All linear response calculations were done using OCTOPUS [4] implementing the Perdew-Zunger [21] parameterization of the local density approximation (LDA) for the exchange-correlation potential. The wave functions representation in real space was mapped onto a uniform grid with a spacing of 0.175 Å and spheres of radius 4 Å around every atom. The system was perturbed by short electrical pulses 0.01 Å^{−1}. A time step of 0.0017 femtoseconds ensured the stability of the time propagation, and a total propagation time of 10 femtoseconds allowed a resolution of about 0.01 eV in the resulting energy spectrum with almost 6000 steps. The results obtained are summarized in Table 2 and also Figure 2 where the absorption spectrum was plotted for the whole perturbation.
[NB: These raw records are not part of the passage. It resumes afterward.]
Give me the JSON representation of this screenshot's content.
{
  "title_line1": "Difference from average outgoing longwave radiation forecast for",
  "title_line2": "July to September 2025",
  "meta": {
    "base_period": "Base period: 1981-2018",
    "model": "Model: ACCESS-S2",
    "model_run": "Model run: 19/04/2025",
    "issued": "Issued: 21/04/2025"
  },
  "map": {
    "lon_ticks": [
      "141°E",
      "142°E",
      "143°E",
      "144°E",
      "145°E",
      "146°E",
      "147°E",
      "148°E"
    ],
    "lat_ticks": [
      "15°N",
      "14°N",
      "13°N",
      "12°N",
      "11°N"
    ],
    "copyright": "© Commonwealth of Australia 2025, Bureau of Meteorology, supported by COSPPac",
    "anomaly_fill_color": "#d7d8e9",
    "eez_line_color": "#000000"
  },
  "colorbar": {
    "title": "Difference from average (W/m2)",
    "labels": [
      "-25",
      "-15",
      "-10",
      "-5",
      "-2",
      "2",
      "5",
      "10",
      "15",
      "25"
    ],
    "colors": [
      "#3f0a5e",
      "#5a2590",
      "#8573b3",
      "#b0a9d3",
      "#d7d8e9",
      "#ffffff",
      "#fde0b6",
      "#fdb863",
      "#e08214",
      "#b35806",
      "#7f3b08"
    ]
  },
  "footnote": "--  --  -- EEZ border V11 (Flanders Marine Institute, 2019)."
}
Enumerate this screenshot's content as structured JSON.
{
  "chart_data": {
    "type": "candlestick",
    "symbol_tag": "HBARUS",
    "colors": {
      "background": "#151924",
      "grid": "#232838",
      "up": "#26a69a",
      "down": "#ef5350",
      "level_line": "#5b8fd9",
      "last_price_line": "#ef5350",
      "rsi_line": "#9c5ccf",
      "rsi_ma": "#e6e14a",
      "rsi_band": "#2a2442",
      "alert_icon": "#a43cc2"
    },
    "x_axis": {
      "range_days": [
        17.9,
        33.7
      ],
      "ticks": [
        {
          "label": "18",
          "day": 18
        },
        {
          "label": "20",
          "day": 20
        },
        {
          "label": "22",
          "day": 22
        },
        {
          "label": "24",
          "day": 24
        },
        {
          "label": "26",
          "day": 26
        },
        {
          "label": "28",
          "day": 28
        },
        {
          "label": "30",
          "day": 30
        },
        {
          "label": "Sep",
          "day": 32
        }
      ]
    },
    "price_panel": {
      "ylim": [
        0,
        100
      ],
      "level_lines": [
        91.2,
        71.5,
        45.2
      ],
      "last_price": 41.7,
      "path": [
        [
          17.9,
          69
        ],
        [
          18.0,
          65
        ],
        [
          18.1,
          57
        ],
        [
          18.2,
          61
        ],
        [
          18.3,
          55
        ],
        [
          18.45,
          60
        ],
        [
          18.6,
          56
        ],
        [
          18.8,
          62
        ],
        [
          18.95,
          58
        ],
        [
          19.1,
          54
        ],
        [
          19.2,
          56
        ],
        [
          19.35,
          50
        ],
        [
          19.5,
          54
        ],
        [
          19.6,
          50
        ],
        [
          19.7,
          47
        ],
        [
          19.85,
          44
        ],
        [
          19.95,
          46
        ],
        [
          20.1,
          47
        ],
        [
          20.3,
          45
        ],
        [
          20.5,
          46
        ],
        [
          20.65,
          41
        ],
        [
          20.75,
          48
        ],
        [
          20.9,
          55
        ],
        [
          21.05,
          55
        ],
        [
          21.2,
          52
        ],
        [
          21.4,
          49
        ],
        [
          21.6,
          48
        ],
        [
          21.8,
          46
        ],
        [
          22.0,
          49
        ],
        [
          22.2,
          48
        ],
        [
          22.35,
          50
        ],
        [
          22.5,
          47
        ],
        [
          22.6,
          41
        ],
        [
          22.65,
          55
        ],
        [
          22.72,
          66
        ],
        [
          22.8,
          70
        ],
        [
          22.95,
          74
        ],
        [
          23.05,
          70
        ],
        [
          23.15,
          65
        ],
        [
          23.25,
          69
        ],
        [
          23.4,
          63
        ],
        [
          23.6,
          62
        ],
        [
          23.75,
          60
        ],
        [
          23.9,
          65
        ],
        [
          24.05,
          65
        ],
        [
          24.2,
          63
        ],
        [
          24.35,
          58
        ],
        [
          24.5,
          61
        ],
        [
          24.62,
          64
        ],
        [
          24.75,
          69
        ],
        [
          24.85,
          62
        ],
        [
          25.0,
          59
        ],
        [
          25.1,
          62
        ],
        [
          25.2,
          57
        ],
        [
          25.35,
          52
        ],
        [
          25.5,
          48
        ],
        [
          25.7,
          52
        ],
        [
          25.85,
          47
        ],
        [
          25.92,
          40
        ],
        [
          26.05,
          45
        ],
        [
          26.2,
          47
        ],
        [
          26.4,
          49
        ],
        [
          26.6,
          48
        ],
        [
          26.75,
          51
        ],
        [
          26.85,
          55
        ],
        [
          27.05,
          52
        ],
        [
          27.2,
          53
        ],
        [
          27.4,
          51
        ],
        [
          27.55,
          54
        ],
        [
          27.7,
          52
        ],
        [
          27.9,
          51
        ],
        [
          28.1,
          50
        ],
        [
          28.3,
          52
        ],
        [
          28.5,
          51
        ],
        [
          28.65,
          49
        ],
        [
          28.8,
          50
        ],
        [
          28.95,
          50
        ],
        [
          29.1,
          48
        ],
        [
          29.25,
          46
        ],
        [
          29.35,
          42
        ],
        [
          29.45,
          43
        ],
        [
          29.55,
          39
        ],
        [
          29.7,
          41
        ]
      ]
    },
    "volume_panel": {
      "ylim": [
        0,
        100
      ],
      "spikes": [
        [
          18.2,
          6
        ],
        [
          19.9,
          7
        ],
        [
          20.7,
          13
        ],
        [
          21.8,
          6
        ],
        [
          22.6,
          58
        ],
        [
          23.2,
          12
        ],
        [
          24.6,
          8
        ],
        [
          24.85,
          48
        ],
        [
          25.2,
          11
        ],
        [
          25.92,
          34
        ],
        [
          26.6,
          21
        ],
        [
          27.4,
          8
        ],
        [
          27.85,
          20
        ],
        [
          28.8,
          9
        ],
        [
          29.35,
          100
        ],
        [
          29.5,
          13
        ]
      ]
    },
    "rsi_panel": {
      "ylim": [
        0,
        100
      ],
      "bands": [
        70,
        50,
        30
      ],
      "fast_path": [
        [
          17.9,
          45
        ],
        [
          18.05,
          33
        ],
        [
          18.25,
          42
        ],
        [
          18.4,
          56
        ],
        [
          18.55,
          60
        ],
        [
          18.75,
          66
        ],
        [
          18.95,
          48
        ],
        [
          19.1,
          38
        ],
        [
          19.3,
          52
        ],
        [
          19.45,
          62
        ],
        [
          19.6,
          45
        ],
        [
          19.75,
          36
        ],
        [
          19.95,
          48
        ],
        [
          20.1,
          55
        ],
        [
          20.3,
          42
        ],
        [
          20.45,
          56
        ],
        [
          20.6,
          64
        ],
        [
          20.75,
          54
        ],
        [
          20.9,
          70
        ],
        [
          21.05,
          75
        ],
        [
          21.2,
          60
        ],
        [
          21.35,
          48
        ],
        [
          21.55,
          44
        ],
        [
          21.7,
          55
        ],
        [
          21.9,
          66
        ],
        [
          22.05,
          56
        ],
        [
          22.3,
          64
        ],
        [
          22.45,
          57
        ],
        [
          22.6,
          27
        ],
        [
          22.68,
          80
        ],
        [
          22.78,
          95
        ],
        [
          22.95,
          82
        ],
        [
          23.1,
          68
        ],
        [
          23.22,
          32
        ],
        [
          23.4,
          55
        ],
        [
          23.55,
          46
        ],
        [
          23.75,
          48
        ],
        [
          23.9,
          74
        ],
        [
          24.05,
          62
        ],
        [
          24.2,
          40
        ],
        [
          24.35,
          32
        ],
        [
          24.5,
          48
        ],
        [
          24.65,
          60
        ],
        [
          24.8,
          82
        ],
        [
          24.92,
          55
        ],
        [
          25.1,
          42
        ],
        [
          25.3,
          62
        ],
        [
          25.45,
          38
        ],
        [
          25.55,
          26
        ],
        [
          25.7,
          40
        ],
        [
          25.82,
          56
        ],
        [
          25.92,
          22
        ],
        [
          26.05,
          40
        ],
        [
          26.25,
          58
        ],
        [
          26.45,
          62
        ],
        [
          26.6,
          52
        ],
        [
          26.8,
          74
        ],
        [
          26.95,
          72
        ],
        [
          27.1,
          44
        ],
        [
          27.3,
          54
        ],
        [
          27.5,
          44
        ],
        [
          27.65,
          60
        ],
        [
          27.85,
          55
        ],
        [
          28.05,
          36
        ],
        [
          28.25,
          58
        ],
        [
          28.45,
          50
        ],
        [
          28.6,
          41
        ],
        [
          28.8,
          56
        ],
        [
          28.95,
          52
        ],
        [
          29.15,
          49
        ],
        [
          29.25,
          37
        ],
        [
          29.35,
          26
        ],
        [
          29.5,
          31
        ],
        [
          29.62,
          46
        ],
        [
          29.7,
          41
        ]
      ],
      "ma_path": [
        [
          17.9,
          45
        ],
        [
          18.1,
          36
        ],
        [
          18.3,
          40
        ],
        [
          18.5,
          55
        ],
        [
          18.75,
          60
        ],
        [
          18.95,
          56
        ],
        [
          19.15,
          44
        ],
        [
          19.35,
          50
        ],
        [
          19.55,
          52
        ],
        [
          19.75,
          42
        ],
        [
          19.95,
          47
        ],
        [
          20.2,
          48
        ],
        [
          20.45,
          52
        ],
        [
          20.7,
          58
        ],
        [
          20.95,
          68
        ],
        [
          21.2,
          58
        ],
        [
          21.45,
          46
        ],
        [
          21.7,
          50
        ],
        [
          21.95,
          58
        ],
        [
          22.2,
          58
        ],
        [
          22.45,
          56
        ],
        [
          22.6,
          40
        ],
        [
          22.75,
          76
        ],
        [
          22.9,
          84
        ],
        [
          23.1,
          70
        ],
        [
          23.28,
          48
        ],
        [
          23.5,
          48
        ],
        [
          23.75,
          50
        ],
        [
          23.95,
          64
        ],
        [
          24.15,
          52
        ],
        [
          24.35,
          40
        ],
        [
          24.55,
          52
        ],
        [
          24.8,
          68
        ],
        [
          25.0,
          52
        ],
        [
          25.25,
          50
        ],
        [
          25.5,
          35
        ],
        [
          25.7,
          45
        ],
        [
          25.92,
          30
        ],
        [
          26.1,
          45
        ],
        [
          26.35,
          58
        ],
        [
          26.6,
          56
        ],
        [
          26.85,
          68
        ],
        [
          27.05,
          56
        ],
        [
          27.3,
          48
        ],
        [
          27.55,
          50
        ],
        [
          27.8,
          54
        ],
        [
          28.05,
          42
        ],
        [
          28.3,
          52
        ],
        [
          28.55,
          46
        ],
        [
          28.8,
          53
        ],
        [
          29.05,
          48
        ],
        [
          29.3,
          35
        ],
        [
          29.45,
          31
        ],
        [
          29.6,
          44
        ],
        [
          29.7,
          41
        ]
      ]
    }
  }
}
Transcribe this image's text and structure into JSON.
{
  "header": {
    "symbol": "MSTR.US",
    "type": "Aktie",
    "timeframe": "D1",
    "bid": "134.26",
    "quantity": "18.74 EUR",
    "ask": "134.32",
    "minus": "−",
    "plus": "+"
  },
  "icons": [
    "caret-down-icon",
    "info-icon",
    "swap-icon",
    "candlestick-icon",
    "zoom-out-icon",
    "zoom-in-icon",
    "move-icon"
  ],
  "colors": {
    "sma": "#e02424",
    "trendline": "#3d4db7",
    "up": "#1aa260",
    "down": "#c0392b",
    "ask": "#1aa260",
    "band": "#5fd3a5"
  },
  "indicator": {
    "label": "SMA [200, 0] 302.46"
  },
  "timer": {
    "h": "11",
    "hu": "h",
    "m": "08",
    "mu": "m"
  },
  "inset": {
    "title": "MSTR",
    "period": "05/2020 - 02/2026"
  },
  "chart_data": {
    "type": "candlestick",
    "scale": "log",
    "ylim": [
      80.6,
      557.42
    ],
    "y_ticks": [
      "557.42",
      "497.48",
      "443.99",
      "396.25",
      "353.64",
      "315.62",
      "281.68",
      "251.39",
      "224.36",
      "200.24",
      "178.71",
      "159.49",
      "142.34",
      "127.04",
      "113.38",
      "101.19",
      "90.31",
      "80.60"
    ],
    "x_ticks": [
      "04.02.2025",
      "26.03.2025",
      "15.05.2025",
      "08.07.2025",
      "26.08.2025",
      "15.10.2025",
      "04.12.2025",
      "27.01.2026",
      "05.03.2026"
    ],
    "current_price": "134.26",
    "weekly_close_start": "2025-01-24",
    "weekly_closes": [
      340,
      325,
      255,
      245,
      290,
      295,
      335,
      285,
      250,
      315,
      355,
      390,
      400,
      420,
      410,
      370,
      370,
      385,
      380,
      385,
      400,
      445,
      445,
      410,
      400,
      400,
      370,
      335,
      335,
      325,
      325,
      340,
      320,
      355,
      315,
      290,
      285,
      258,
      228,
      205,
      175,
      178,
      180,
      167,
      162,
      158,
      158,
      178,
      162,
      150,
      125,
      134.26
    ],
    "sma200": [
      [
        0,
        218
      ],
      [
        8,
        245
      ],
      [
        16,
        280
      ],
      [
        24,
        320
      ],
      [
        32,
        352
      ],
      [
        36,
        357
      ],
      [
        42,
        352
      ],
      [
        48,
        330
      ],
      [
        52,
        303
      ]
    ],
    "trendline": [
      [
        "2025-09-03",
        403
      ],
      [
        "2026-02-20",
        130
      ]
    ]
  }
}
#### 4. Results and Discussion

##### 4.1. Ground State Properties

At the beginning of this simulation, the accuracy of ground states calculation was examined by comparing the Kohn-Sham energy gaps obtained using different types of wave function representation and exchange-correlation function. This comparison acts as a benchmark for the simulation reliability of the selected parameter used. Table 1 shows the comparison of Kohn-Sham energy gaps (, in eV) obtained from the ground state calculations of geometry optimized hydrogenated silicon quantum dots. Three different wave function representations were used to solve the Kohn-Sham equations, namely, the numerical atomic orbital (NAO), plane-waves (PWs), and real-space (RS) basis set. All the reported data were analyzed using the same computational approach (DFT) but in different wave function representation (PWs, NAO, and RS basis set) and exchange-correlation potential. Then, the approximated values were checked. This calculation result using real-space method for the ground state eigenvalues is found to be in good agreement with others’ theoretical report.